Engaging an Abortion-Hardened World
Nathan said to David, “You are the man!” (2 Samuel 12:7).
I am always amazed that, having committed adultery with Bathsheba and killing Uriah (2 Samuel 11), the Lord had to send Nathan the prophet to convict David of his sin. If ever a sin was obvious, it was David’s. Adultery and murder are at the top of most people’s list of grave sins.
Perhaps this is the point. . After all, David’s sins were deep and permanent. Regardless of how much he might have regretted his sins, he could not take them back, and nothing that he could do could make it right. Uriah was gone, and Bathsheba wounded and pregnant. Would David have been convicted if Nathan had come to him and said, “You murdered Uriah and committed adultery with his wife!”? Somehow I doubt it. So the Lord sent Nathan—and sent him with a story about a rich man who, instead of preparing a lamb of his own to serve a dinner guest, killed and prepared the only lamb of his poor neighbor.
Let me suggest a couple of lessons here. First, conviction of sin is the Lord’s doing. David apparently unmoved by his sin, the Lord sent Nathan with a word that David could hear. One of the deeply frustrating aspects of our abortion culture is that despite the abundant evidence of dismembered little bodies and broken relationships and depression, and an increasing callousness in our world toward human life of all kinds, we don’t see what we are doing. And arguments concerning the beginning of life or the proper place of sex often have little traction. Why? Because the intellect is not the main issue. We want what we want, and we will figure out how to justify our taking what we want. And we won’t look squarely at our sin, for fear of what might happen if we did. We need the Lord to convict us of sin (John 16:8).
Secondly, I find it curious that the Lord’s word to David was indirect. David was outraged at Nathan’s story, indicating that David’s sense of justice was intact, even though he was blind to his own case. But notice that Nathan didn’t give a sermon on adultery or murder, but rather told a simple story that aroused David’s sense of justice. It worked. David saw that the story was about himself. And perhaps this approach would work now, for we live in a world intensely concerned with justice. For instance, our society, in the main, abhors the practice of rape for profit that is modern sex-trafficking. Can we draw the connections between sex-trafficking and abortion? Our culture almost universally condemns slavery and racism.

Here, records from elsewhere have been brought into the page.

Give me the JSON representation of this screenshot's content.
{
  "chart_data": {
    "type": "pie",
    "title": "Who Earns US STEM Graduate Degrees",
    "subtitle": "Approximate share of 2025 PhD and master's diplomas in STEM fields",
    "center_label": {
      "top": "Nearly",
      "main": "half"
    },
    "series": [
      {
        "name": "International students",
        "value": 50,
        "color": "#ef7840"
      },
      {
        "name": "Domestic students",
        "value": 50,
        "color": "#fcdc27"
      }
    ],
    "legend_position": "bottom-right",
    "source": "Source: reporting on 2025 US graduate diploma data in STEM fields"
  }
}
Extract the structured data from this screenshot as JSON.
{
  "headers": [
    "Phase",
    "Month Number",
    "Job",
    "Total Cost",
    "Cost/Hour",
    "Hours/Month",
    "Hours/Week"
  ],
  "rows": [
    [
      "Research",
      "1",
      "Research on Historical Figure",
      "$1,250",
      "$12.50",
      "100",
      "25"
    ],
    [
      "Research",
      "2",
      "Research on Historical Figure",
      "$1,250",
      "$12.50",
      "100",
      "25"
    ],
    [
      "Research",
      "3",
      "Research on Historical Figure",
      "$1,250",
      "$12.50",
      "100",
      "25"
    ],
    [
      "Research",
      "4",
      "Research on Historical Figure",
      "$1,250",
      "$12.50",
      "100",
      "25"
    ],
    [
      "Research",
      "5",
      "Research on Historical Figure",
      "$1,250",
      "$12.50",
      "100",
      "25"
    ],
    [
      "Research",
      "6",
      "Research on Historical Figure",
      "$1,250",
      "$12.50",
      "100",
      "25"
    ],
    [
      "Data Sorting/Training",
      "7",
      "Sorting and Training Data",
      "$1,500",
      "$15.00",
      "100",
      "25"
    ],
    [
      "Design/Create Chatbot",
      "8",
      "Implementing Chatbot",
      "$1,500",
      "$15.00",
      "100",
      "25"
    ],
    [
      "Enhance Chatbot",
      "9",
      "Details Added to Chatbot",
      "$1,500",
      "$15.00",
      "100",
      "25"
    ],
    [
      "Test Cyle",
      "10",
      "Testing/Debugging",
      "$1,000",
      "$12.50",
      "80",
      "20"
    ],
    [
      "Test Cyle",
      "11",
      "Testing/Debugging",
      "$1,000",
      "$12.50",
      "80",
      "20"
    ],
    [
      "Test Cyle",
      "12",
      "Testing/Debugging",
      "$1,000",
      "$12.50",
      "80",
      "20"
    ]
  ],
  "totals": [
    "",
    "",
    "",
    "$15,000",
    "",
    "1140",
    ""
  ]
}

Do we see the connections with abortion and assisted suicide? Our world is increasingly aware and rightly intolerant of the oppression of women. There really is a war on women, but not from the direction that we are used to hearing in contemporary political election-year rhetoric. Can we see it? We live in a world whose sense of justice is, at least in part, intact. Herein, with thought and prayer, and the guidance and help of the Holy Spirit, lies an opportunity.
The end of the story is sobering, but hopeful. The consequences of David’s sin didn’t vanish. The consequences of sexual sin and murder never do. But David was forgiven. His eyes now opened, David confessed his sin, and Nathan spoke the word he needed to hear: “The LORD also has put away your sin.” Whether directly or indirectly, confronting the world with what abortion is is weighty business. The word of the Lord concerning abortion is an invitation to grace, even as it is a word of judgment. Christ Jesus came into the world to save sinners—of all kinds.
John 9:39-41 is particularly relevant: the uncurable blindness is refusal to see. Humans have enough of a moral sense that they will realign reality to their moral evil, because they will not accept a world that is overtly evil but masquerades as good.